Übelkeit stieg in mir auf. Meine Hand fuhr zum Mund.
Was ich getan hatte, war unverzeihlich gewesen. Und doch musste ich mich dazu zwingen, ruhig zu bleiben. Das Letzte, was ich wollte, war, vor ihnen wieder die Fassung zu verlieren.
„Prinzessin, du zitterst wieder", stellte Akemi fest und musterte mich skeptisch. „Und plagt dich erneut die Übelkeit?"
Ich ließ die Hand wieder sinken. Und nur mit Mühe versagte mir die Stimme nicht, als ich log: „Nein, mir ist nicht übel. Alles gut."
Dark sah mich von der Seite an und zupfte sanft an meinem Ohr. „Lügst du wieder?"
Nervös blickte ich von Dark zu Akemi und wieder zurück.
„Mir – Mir geht es gut, wirklich."
„Ahh...", machten sie gleichzeitig. Offensichtlich glaubten sie mir nicht, und mir entging auch nicht, dass Kuro mich aus den Augenwinkeln beobachtete. Mist. Ich musste sie ablenken.
„Also...ähm, wollen wir nicht den Dungeon weiter erkunden?"
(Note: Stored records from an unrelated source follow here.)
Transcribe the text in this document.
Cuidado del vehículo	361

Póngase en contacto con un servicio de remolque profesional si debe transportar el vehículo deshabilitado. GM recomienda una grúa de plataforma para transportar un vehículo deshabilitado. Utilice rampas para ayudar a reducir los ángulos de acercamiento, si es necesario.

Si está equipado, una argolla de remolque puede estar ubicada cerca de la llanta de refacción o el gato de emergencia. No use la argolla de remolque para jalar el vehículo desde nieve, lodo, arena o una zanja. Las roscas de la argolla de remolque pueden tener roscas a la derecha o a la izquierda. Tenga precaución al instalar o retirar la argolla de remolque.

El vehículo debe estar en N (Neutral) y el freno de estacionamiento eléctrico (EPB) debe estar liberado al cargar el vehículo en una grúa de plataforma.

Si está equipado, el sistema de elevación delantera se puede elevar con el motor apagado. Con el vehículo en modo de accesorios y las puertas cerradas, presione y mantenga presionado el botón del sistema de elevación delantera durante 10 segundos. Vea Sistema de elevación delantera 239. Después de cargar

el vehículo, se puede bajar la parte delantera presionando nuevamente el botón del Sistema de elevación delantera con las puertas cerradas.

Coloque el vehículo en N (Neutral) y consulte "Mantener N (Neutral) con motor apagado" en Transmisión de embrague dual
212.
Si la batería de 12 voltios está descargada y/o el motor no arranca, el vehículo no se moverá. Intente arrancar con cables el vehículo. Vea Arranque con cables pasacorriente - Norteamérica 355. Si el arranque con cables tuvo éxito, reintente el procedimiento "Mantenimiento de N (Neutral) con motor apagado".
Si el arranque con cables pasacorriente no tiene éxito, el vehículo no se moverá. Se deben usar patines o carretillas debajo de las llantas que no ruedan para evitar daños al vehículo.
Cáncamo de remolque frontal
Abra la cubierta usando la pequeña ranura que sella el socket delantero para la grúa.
Kurayami, der gerade Cap die Stiefel richtig band, blickte auf und sagte: „Bevor wir den Dungeon weiter erkunden, sollten wir ausreichend Proviant mitnehmen. Außerdem sollten wir dir, Link, deine Sachen zurückgeben." Kurayami räusperte sich, und ich sah, wie sich sein Mund zu einem schiefen Lächeln verzog. „Natürlich nur, wenn du, Time, damit einverstanden bist?"
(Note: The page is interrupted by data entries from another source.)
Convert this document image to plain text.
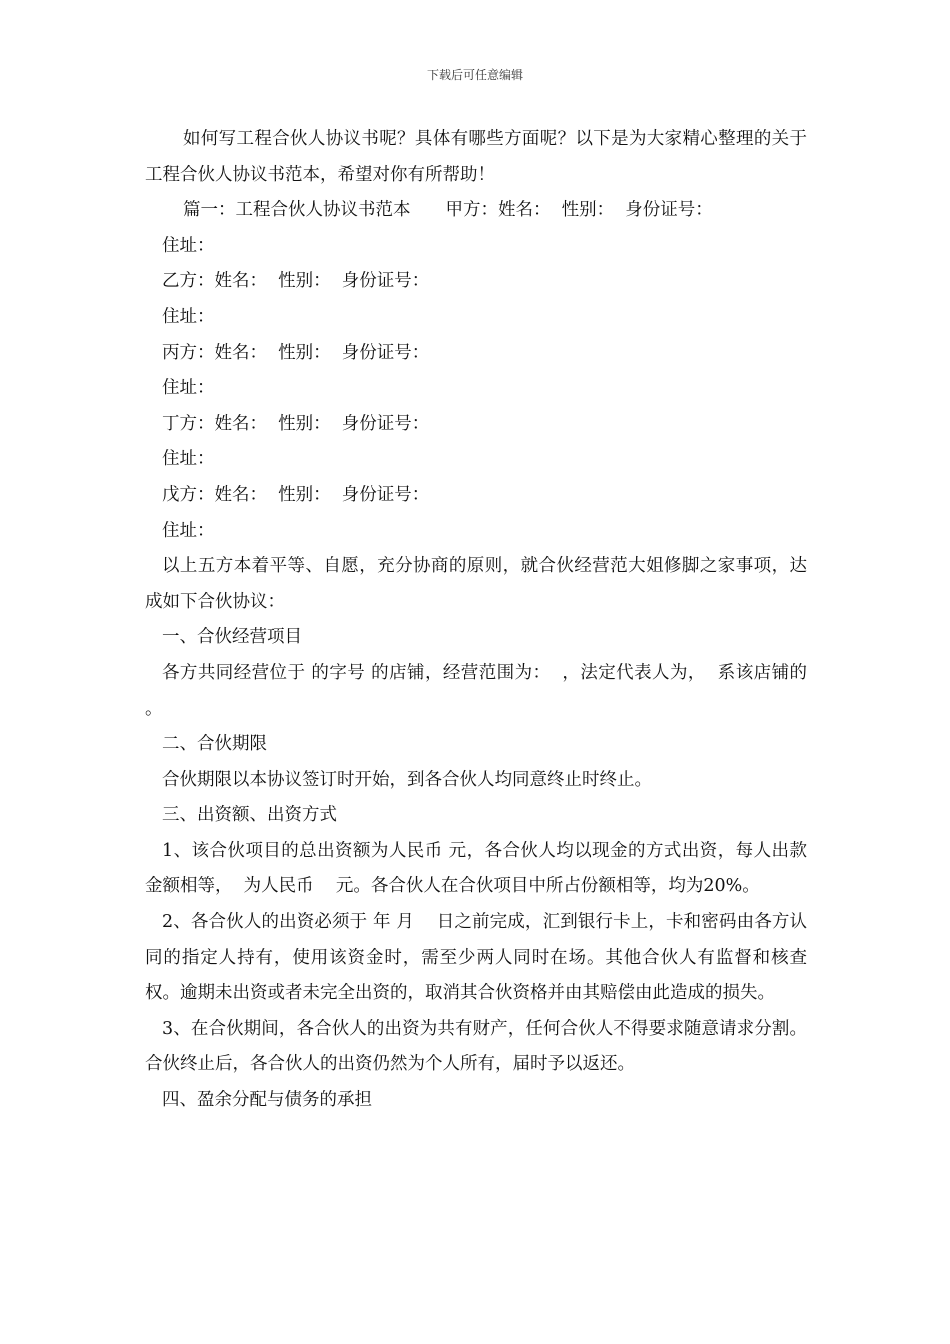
下载后可任意编辑

如何写工程合伙人协议书呢？具体有哪些方面呢？以下是为大家精心整理的关于工程合伙人协议书范本，希望对你有所帮助！

篇一：工程合伙人协议书范本　　甲方：姓名：  性别：  身份证号：

住址：

乙方：姓名：  性别：  身份证号：

住址：

丙方：姓名：  性别：  身份证号：

住址：

丁方：姓名：  性别：  身份证号：

住址：

戊方：姓名：  性别：  身份证号：

住址：

以上五方本着平等、自愿，充分协商的原则，就合伙经营范大姐修脚之家事项，达成如下合伙协议：

一、合伙经营项目

各方共同经营位于 的字号 的店铺，经营范围为：  ，法定代表人为，  系该店铺的 。

二、合伙期限

合伙期限以本协议签订时开始，到各合伙人均同意终止时终止。

三、出资额、出资方式

1、该合伙项目的总出资额为人民币 元，各合伙人均以现金的方式出资，每人出款金额相等，  为人民币    元。各合伙人在合伙项目中所占份额相等，均为20%。

2、各合伙人的出资必须于 年 月    日之前完成，汇到银行卡上，卡和密码由各方认同的指定人持有，使用该资金时，需至少两人同时在场。其他合伙人有监督和核查权。逾期未出资或者未完全出资的，取消其合伙资格并由其赔偿由此造成的损失。

3、在合伙期间，各合伙人的出资为共有财产，任何合伙人不得要求随意请求分割。合伙终止后，各合伙人的出资仍然为个人所有，届时予以返还。

四、盈余分配与债务的承担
Time verzog keine Miene, als er mich ansah.
„Ich bin damit einverstanden."
Ich neigte den Kopf ein wenig zur Seite und sah Time überrascht an.
„Heißt das, ich kriege auch mein Master – Schwert zurück?"
Die Blicke, mit denen ich nun gemustert wurde, verwirrten mich.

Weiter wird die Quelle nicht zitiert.